Parent groups vowed to make both the strike and needed school improvements big issues in next month's local school board election.
Many parents complained that the strike hurt seniors who were applying to college and forced the district to forfeit several football games, jeopardizing athletic scholarships. Others, Mr. Jackson said, worried about the potential effects of teenage idleness in a city long plagued with violent crime.
During the strike, many community centers were overtaxed serving scores of young people during the day, Ms. Sonneman said. Her own programs extended hours and received extra state aid to prolong a summer meals program into the fall.
"This is a community in which two-thirds of the population is on public assistance, so parents are really stretching," Ms. Sonneman said. "They're used to lunch being provided now. That's the kind of thing people don't think about."
For the East St. Louis community, the strike was another setback in a years-long story about a city and a school district struggling with devastating poverty and extreme racial isolation. ("Looking the Other Way," Feb. 15, 1995.)
According to state data, more than 99 percent of the district's students are African-American, and about one-third of the students who start high school fail to graduate within four years.
In 1994, the school system's financial plight prompted state education officials to appoint a three-member financial-oversight panel that now has the final say in district budgetary issues. Although the panel has brought greater financial stability to the district, student performance remains low. Further, some believe the panel has complicated contract talks.
"It's like a three-headed animal," said Everett Stuckey, the president of the 920-member East St. Louis Federation of Teachers, an affiliate of the American Federation of Teachers. "You don't sit across from the people you're really negotiating with."
Although the union had accepted a wage freeze in recent years, the advent of a budget surplus this year led the teachers to argue that the district could afford the increase, Mr. Stuckey said.
Some of the district's critics are now arguing that the state does not exert enough control. The state's appointment of the oversight panel left in place the locally elected school board, which still sets district policy.
The East St. Louis chapter of the National Association for the Advancement of Colored People recently announced it wanted further state intervention, an action that state officials said would require new legislation.
"[The financial-oversight panel] has a limited role," said the Rev. Johnny Scott, the group's president.
"They're not in there to run the district. They're in there to make sure the district does what it's supposed to in the budget."

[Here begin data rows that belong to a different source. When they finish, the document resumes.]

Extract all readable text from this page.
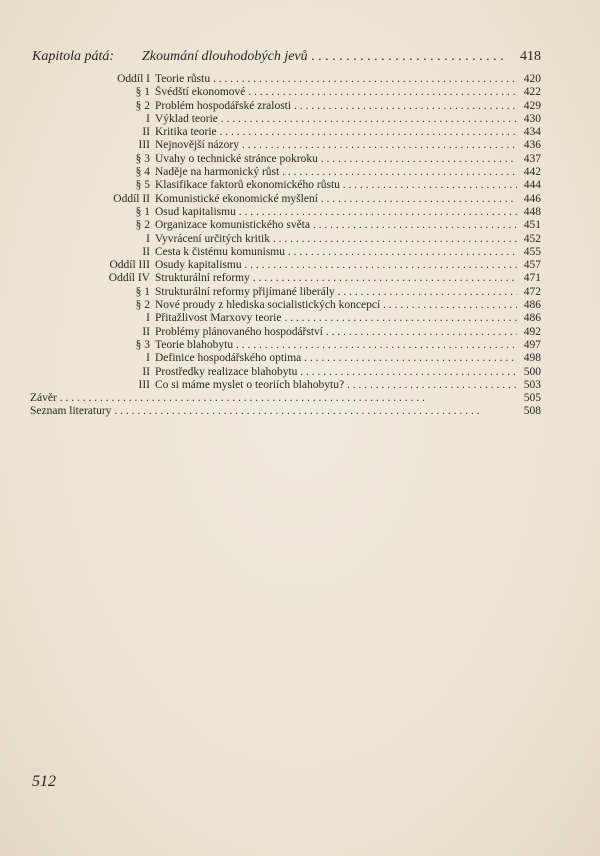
Kapitola pátá: Zkoumání dlouhodobých jevů . . .	418
Oddíl I Teorie růstu . . .	420
§ 1 Švédští ekonomové . . .	422
§ 2 Problém hospodářské zralosti . . .	429
I Výklad teorie . . .	430
II Kritika teorie . . .	434
III Nejnovější názory . . .	436
§ 3 Úvahy o technické stránce pokroku . . .	437
§ 4 Naděje na harmonický růst . . .	442
§ 5 Klasifikace faktorů ekonomického růstu . . .	444
Oddíl II Komunistické ekonomické myšlení . . .	446
§ 1 Osud kapitalismu . . .	448
§ 2 Organizace komunistického světa . . .	451
I Vyvrácení určitých kritik . . .	452
II Cesta k čistému komunismu . . .	455
Oddíl III Osudy kapitalismu . . .	457
Oddíl IV Strukturální reformy . . .	471
§ 1 Strukturální reformy přijímané liberály . . .	472
§ 2 Nové proudy z hlediska socialistických koncepcí . . .	486
I Přitažlivost Marxovy teorie . . .	486
II Problémy plánovaného hospodářství . . .	492
§ 3 Teorie blahobytu . . .	497
I Definice hospodářského optima . . .	498
II Prostředky realizace blahobytu . . .	500
III Co si máme myslet o teoriích blahobytu? . . .	503
Závěr . . .	505
Seznam literatury . . .	508
512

In fact, a case now pending before the state supreme court could decide whether the oversight panel has the authority to disband the local school board for ignoring the panel's directives. The panel sought to do just that in 1995, but the board challenged the action in court.
The strike this year, which began Sept. 5, was the longest the district has seen since 1970, when a walkout wore on into November, Mr. Everett said. Teachers held a three-day strike last year.
To quell the current labor dispute, it took the East St. Louis City Council's $500,000 pledge before both sides could reach an agreement.
Because the school system encompasses three smaller communities in addition to East St. Louis, the city government stipulated that the district use the money for construction projects within the city. The additional funds, however, freed up enough money to allow the school board to commit to the teachers' salary increase.
The system's school buildings are in need of some $15 million in repairs, said Richard Mark, who chairs the district's oversight panel.
Although the agreement ended the current crisis, the strike may have caused lasting damage, said Mr. Mark.
"We'll never know the impact of this strike on those kids that were at risk," he said."You're talking about a system in which 66 percent of the kids fail the state reading test. I think they need all the help they can get."